Я поднимаюсь с постели, выглядываю в окно – и лишь тогда понимаю его природу. Прямо под окном трое стариков копают яму. Их лопаты со скрежетом вгрызаются в мерзлую землю. На морозе этот звук особенно резок – и поэтому так раздражает меня. В этом ли дело? После всего, что произошло, мои нервы на взводе. Может, у меня просто звенит в ушах?

На часах почти десять. Я впервые просыпаюсь так поздно. Почему Полковник не разбудил меня? Если не считать тех дней, когда я валялся в лихорадке, он всегда будил меня в девять, принося на подносе завтрак.

Я жду до половины одиннадцатого, но Полковник не появляется. спускаюсь на первый этаж, беру на кухне хлеб и питье, поднимаюсь обратно в комнату и завтракаю в одиночестве. Но оттого ли, что уже привык завтракать с ним на пару, никакого аппетита не чувствую. съедаю половину хлеба, а другую оставляю для зверей. Затем надеваю пальто, сажусь на кровать и жду, пока огонь в печи хоть немного согреет комнату.

Вчерашняя теплынь за прошедшую ночь растворилась бесследно – дом опять наполняет промозглая стужа.
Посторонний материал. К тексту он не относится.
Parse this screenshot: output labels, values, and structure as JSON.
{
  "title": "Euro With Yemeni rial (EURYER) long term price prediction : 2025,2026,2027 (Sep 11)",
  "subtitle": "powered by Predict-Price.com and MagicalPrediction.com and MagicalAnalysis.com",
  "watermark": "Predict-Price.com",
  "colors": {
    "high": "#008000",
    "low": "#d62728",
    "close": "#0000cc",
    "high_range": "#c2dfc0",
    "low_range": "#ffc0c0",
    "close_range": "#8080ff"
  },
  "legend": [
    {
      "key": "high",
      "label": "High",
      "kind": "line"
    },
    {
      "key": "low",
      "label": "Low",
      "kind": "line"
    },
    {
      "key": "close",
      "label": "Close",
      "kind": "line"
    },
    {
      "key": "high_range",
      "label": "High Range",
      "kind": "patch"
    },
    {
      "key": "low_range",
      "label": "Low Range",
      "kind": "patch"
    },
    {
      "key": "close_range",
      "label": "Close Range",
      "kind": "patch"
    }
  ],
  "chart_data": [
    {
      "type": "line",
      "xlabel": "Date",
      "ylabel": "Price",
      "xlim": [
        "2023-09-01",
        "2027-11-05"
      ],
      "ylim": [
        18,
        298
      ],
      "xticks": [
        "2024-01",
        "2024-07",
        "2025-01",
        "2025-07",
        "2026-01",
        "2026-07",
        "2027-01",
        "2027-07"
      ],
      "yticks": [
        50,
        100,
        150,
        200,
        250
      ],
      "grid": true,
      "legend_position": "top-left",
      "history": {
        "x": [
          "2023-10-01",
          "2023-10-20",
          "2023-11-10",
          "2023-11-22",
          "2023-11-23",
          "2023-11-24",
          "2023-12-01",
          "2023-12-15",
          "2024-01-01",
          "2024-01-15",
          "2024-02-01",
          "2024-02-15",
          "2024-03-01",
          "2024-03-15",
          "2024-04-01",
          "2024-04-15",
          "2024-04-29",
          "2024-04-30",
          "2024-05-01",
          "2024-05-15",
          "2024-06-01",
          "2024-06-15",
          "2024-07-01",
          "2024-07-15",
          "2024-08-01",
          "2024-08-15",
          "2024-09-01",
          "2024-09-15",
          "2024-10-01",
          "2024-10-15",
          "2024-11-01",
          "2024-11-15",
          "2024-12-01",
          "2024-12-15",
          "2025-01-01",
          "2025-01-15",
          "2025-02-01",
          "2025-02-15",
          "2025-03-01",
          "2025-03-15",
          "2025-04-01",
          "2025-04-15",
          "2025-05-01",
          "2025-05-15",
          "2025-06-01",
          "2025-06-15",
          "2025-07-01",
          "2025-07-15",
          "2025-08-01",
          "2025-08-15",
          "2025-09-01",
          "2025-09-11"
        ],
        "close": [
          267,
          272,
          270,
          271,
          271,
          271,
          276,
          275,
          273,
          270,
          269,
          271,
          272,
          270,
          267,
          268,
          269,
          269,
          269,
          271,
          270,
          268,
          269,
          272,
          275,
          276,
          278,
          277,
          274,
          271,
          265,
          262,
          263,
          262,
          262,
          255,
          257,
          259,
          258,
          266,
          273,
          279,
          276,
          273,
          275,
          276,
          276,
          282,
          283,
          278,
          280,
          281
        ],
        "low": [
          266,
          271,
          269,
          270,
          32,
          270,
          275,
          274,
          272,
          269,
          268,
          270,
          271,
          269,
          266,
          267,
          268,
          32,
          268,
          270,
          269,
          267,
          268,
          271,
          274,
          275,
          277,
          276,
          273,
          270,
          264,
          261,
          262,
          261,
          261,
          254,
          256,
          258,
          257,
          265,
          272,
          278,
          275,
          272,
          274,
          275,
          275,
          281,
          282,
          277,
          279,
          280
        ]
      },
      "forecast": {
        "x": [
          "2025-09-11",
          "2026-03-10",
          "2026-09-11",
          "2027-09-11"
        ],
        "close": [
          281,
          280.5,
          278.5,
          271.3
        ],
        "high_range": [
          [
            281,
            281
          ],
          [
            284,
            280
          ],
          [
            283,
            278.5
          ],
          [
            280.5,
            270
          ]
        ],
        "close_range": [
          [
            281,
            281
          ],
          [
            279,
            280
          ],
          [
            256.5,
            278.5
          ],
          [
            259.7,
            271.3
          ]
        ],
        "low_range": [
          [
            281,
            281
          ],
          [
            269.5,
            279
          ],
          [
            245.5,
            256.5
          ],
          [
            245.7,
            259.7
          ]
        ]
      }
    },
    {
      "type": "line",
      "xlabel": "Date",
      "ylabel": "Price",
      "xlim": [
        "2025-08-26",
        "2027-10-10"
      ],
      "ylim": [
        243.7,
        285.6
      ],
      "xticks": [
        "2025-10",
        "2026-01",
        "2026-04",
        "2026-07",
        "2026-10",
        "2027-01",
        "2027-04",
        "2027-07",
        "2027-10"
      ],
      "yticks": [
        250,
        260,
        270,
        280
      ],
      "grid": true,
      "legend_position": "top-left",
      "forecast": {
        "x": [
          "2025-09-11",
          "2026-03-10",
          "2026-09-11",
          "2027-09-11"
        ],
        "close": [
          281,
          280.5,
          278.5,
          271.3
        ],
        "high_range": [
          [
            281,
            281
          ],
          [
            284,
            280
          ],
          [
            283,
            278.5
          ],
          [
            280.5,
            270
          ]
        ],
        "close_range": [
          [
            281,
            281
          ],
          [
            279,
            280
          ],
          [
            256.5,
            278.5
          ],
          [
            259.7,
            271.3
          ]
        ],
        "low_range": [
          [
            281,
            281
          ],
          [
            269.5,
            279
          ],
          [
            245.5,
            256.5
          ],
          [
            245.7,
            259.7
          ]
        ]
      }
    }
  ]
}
Сильного ветра нет, но зимний пейзаж за окном такой же, как всегда. От Северного хребта до равнины на юге небо затягивают плотные тяжелые тучи.

Четверо стариков под окном продолжают копать свою яму.

Четверо?

Но ведь их было трое. Трое стариков с лопатами. А теперь четверо. Значит, подключился еще один? Что ж, ничего удивительного. В Резиденции стариков хватает. Четверо стариков – по одному с каждой стороны ямы – молча ковыряют лопатами землю. Взбалмошный ветер задирает им полы пальтишек, но они, похоже, сильно от этого не страдают. Раскрасневшись на морозе, все тюкают и тюкают лопатами по земле. Один так разогрелся, что скинул пальто и повесил на ветку.